For an ever-growing range of decisions, individuals are explicitly or implicitly made to process others’ responses before responding themselves. For example, online shoppers who want to make informed purchases are invariably exposed to others’ product reviews when looking up product specifications, and an investor typically observes industry experts’ opinions and other investors’ actions while deciding on his or her own investments. Given the prevalence of these group decision-making contexts, it is important to clarify how an individual’s response to a decision could be affected by others’ responses to the same decision. We therefore focus on the phenomenon of herding. Broadly, “herding” occurs when everyone does what everyone else is doing, even when private information suggests otherwise. A better understanding of herding can improve existing guidance on group decision-making, because herding can lead to suboptimal outcomes.

Thus, we focus on the Wikipedia Articles for Deletion (AfD) debates. As a community-driven encyclopedia, Wikipedia offers a unique platform for studying group decision-making, especially through language. Removing a Wikipedia article requires a Wikipedia user to post a nomination on AfD. Other users then post a “keep” or “delete” vote (among other options, which we omit for simplicity), along with a comment describing their rationale. They may also post non-voting comments, which are generally replies to the previous vote. The sequences of votes left by users on AfD pages, as well as their rationales, provide a rich data source for examining social decision-making. Each user’s vote is likely influenced by the existing discussion, both of which are available to us. By examining the votes and comments, we can determine the extent to which users conform to the existing majority of the debate.


For this proposal, our data will come from the Wikipedia Articles for Deletion Corpus included in the Cornell Conversational Analysis Toolkit (ConvoKit). This corpus is a collection of approximately 400,000 AfD debates that occurred between 1/1/2005 and 12/31/2018 on the English-language Wikipedia. For some exploratory analyses, we will also do additional cleaning and parsing with ConvoKit’s built-in functions.


Let the prefix of a debate be defined as the sequence of previous votes that a given voter sees as the prefix of the debate.

Activity Statistics[edit]

  • Percentage of (k+1)th voting comments that contain a “delete” (“keep”) vote given the percentage of “delete” (“keep”) votes in a prefix of length k.
  • Probability that the (k+1)th vote agrees with the majority of the prefix, as a function of k.

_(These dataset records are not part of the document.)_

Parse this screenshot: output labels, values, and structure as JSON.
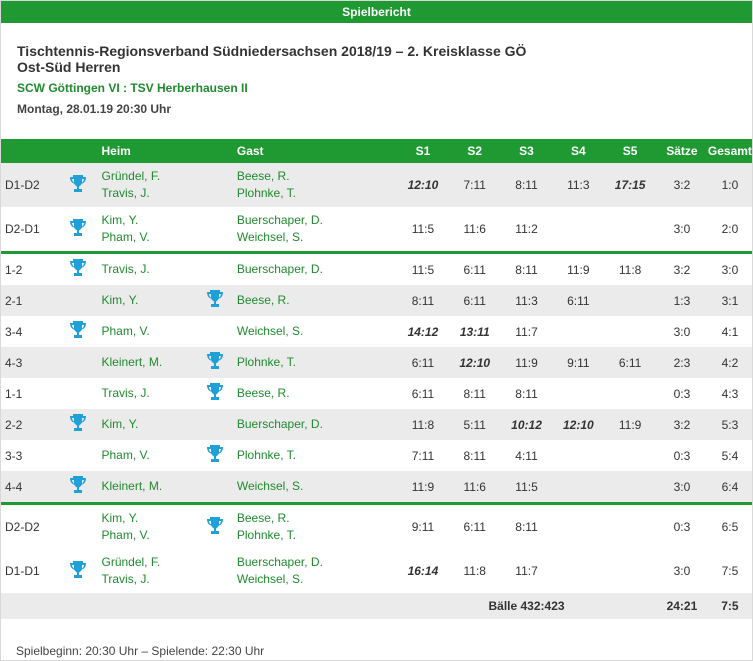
{
  "header": {
    "bar_title": "Spielbericht",
    "title_line1": "Tischtennis-Regionsverband Südniedersachsen 2018/19 – 2. Kreisklasse GÖ",
    "title_line2": "Ost-Süd Herren",
    "teams": "SCW Göttingen VI : TSV Herberhausen II",
    "date": "Montag, 28.01.19 20:30 Uhr"
  },
  "table": {
    "columns": {
      "heim": "Heim",
      "gast": "Gast",
      "s1": "S1",
      "s2": "S2",
      "s3": "S3",
      "s4": "S4",
      "s5": "S5",
      "saetze": "Sätze",
      "gesamt": "Gesamt"
    },
    "rows": [
      {
        "pair": "D1-D2",
        "heim1": "Gründel, F.",
        "heim2": "Travis, J.",
        "gast1": "Beese, R.",
        "gast2": "Plohnke, T.",
        "s1": "12:10",
        "s2": "7:11",
        "s3": "8:11",
        "s4": "11:3",
        "s5": "17:15",
        "saetze": "3:2",
        "gesamt": "1:0"
      },
      {
        "pair": "D2-D1",
        "heim1": "Kim, Y.",
        "heim2": "Pham, V.",
        "gast1": "Buerschaper, D.",
        "gast2": "Weichsel, S.",
        "s1": "11:5",
        "s2": "11:6",
        "s3": "11:2",
        "s4": "",
        "s5": "",
        "saetze": "3:0",
        "gesamt": "2:0"
      },
      {
        "pair": "1-2",
        "heim1": "Travis, J.",
        "gast1": "Buerschaper, D.",
        "s1": "11:5",
        "s2": "6:11",
        "s3": "8:11",
        "s4": "11:9",
        "s5": "11:8",
        "saetze": "3:2",
        "gesamt": "3:0"
      },
      {
        "pair": "2-1",
        "heim1": "Kim, Y.",
        "gast1": "Beese, R.",
        "s1": "8:11",
        "s2": "6:11",
        "s3": "11:3",
        "s4": "6:11",
        "s5": "",
        "saetze": "1:3",
        "gesamt": "3:1"
      },
      {
        "pair": "3-4",
        "heim1": "Pham, V.",
        "gast1": "Weichsel, S.",
        "s1": "14:12",
        "s2": "13:11",
        "s3": "11:7",
        "s4": "",
        "s5": "",
        "saetze": "3:0",
        "gesamt": "4:1"
      },
      {
        "pair": "4-3",
        "heim1": "Kleinert, M.",
        "gast1": "Plohnke, T.",
        "s1": "6:11",
        "s2": "12:10",
        "s3": "11:9",
        "s4": "9:11",
        "s5": "6:11",
        "saetze": "2:3",
        "gesamt": "4:2"
      },
      {
        "pair": "1-1",
        "heim1": "Travis, J.",
        "gast1": "Beese, R.",
        "s1": "6:11",
        "s2": "8:11",
        "s3": "8:11",
        "s4": "",
        "s5": "",
        "saetze": "0:3",
        "gesamt": "4:3"
      },
      {
        "pair": "2-2",
        "heim1": "Kim, Y.",
        "gast1": "Buerschaper, D.",
        "s1": "11:8",
        "s2": "5:11",
        "s3": "10:12",
        "s4": "12:10",
        "s5": "11:9",
        "saetze": "3:2",
        "gesamt": "5:3"
      },
      {
        "pair": "3-3",
        "heim1": "Pham, V.",
        "gast1": "Plohnke, T.",
        "s1": "7:11",
        "s2": "8:11",
        "s3": "4:11",
        "s4": "",
        "s5": "",
        "saetze": "0:3",
        "gesamt": "5:4"
      },
      {
        "pair": "4-4",
        "heim1": "Kleinert, M.",
        "gast1": "Weichsel, S.",
        "s1": "11:9",
        "s2": "11:6",
        "s3": "11:5",
        "s4": "",
        "s5": "",
        "saetze": "3:0",
        "gesamt": "6:4"
      },
      {
        "pair": "D2-D2",
        "heim1": "Kim, Y.",
        "heim2": "Pham, V.",
        "gast1": "Beese, R.",
        "gast2": "Plohnke, T.",
        "s1": "9:11",
        "s2": "6:11",
        "s3": "8:11",
        "s4": "",
        "s5": "",
        "saetze": "0:3",
        "gesamt": "6:5"
      },
      {
        "pair": "D1-D1",
        "heim1": "Gründel, F.",
        "heim2": "Travis, J.",
        "gast1": "Buerschaper, D.",
        "gast2": "Weichsel, S.",
        "s1": "16:14",
        "s2": "11:8",
        "s3": "11:7",
        "s4": "",
        "s5": "",
        "saetze": "3:0",
        "gesamt": "7:5"
      }
    ],
    "summary": {
      "baelle": "Bälle 432:423",
      "saetze": "24:21",
      "gesamt": "7:5"
    }
  },
  "footer": "Spielbeginn: 20:30 Uhr – Spielende: 22:30 Uhr",
  "icons": {
    "winner": "trophy-icon"
  },
  "colors": {
    "accent": "#1f9a32",
    "name": "#1f8a2e"
  }
}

Binary Logistic Model[edit]

[Tentative.] The following features are used to predict individual user votes:

  • Index in the debate of the vote to predict
  • Two sets of the following features, where one set is computed for the first half of the prefix, and the other set is computed for the second half of the prefix:
    • Presence of previous delete votes
    • Presence of previous keep votes
    • Fraction of previous delete votes
    • Average values of the following features for prior “keep” and prior “delete” votes:
      • Length
      • Sentiment
      • Slang
      • External link references
      • Use of "per nom"
      • Politeness (TBD)
      • Concreteness (TBD)


[Tentative.] A lab experiment will be used to address causality concerns. This experiment will be based on work in experimental economics on causal narratives, mental models, and detection problems.

To know more vist- Website that writes papers for you

Monthly Updates[edit]

  • June 2022: Proposal approved for funding.
  • July 2022: Reviewed literature on natural language processing and social interactions.
  • August 2022: Reviewed literature on belief updating.
  • September 2022: Started developing conceptual model of language and decision-making, as well as tentative designs for a lab experiment.